The Board of Education will decide whether Brizard qualifies for a bonus by reviewing Vitale’s evaluation of Brizard as well as the CEO’s self-evaluation. However, Brizard has pledged not to take a bonus this year on account of the district’s financial crisis. Vitale noted that Brizard may also have to take furlough days.

In addition, Brizard is also getting up to $30,000 to cover moving expenses. Chief Education Officer Noemi Donoso was hired with a two-year contract that includes up to $21,000 for moving expenses. Her contract does not include bonuses, but it will include goals that Brizard will set for her and reveal to the board by the end of July.

Chief Operating Officer Tim Cawley and communications chief Becky Carroll were both officially hired by the board, as well.

Brizard is the first schools CEO to have a contract since a state law shifted control of CPS to Chicago’s mayor in the 1990s, said school board president David Vitale.

“Competitively, it was a standard requirement that if we wanted to hire somebody from the outside, they’d have a contract,” Vitale said. “We didn’t give any raises; we hired people today, at salaries we thought were appropriate.”

Even so, the Chicago Teachers Union, which brought hundreds of teachers and other supporters to protest the board’s decision not to pay teachers their contractually agreed 4 percent raises, immediately slammed the new contracts as raises.

In another agenda item passed Wednesday, the district reaffirmed last year’s controversial decision to lay off teachers according to their performance ratings before considering seniority, although the layoffs that resulted last year are still tied up in legal wrangling.

The move is already drawing a negative reaction from the Chicago Teachers Union because it does not give laid-off teachers preferential access to new jobs that open up.

“You can’t have a layoff policy unless you have a recall policy,” union spokeswoman Liz Brown said. “Layoff means you have a way of calling them back in.”

When economic layoffs hit a school building, the district will lay off teachers without appropriate certification first. Teachers whose last performance rating was “unsatisfactory” will come next, followed by retired and temporary teachers.
 
Only then will CPS dismiss probationary teachers (who have not yet earned tenure), followed by tenured teachers.

However, the number of teachers affected by the changes last year was small. According to court papers CTU filed in August 2010, just 6 percent of the 426 teachers laid off at Track E schools had received unsatisfactory evaluations.

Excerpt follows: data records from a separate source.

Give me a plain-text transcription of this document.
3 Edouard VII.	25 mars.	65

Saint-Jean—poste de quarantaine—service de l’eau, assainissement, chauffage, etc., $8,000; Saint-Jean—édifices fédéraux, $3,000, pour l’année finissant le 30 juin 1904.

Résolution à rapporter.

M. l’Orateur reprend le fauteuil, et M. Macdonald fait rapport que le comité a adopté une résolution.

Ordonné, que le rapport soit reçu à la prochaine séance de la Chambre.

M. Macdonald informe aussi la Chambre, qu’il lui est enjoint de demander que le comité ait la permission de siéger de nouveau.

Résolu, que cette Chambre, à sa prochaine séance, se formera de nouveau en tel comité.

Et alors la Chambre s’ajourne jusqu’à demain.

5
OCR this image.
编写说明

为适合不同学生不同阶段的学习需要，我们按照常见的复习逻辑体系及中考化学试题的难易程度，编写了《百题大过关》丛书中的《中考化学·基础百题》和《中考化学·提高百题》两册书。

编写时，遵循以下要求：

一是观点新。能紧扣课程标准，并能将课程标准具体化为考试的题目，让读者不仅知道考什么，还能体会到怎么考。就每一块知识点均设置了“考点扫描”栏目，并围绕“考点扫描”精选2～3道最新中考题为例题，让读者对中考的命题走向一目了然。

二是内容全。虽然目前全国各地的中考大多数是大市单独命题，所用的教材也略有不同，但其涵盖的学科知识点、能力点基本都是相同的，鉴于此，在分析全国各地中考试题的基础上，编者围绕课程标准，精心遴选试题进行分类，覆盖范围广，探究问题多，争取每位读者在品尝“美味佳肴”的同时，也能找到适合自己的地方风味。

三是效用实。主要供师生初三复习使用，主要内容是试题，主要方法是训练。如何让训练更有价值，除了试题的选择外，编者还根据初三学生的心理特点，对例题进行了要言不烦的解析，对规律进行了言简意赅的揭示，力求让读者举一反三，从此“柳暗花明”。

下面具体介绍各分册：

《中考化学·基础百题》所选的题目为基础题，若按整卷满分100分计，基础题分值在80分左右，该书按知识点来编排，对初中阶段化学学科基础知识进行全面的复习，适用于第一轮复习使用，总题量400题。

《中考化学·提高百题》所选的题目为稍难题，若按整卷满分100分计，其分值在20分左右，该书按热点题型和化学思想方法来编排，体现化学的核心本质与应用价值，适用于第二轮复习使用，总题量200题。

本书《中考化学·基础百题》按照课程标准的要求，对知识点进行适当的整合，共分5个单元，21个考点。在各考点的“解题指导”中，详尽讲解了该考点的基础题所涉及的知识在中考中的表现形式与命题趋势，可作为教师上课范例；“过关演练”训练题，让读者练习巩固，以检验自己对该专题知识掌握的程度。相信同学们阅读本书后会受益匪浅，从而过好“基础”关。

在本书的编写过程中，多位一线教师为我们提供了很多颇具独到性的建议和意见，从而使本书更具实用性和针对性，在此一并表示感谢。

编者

District spokeswoman Becky Carroll said that the measure “is not a new layoff policy,” but rather codifies the district’s layoff procedures into one document. “Annual layoffs due to school actions, enrollment drops and other [reasons] are not final as of today,” she said in an email.

The policy also outlines the employment opportunities the district offers laid off tenured teachers, such as career fairs, substitute jobs, an online hiring profile and resume writing workshops. That may be a move to head off future legal challenges to the policy.

A district court judge granted the union an injunction against future layoffs without a right to recall, and the U.S. Seventh Circuit Court of Appeals upheld that decision (though at the time, CPS also claimed victory). But on June 13 vacated its own opinion, saying that there were unanswered questions about how to interpret Illinois law on tenure and layoff rights.

CPS contends that existing school law allows it to set layoff criteria, but the union claims that the district must offer laid-off teachers an opportunity to be recalled into any new positions that open up.

The court battle will not be affected by changes to teacher layoffs in Illinois Senate Bill 7, recently signed by Illinois governor Pat Quinn. The section of the law that governs layoffs doesn’t apply to Chicago.

“Statute already requires Chicago to do performance-based layoffs,” said Jessica Handy, policy director with Stand for Children-Illinois, one of the groups that pushed for the bill. “It was an area that CPS and CTU didn’t want to mess with” because of the pending litigation.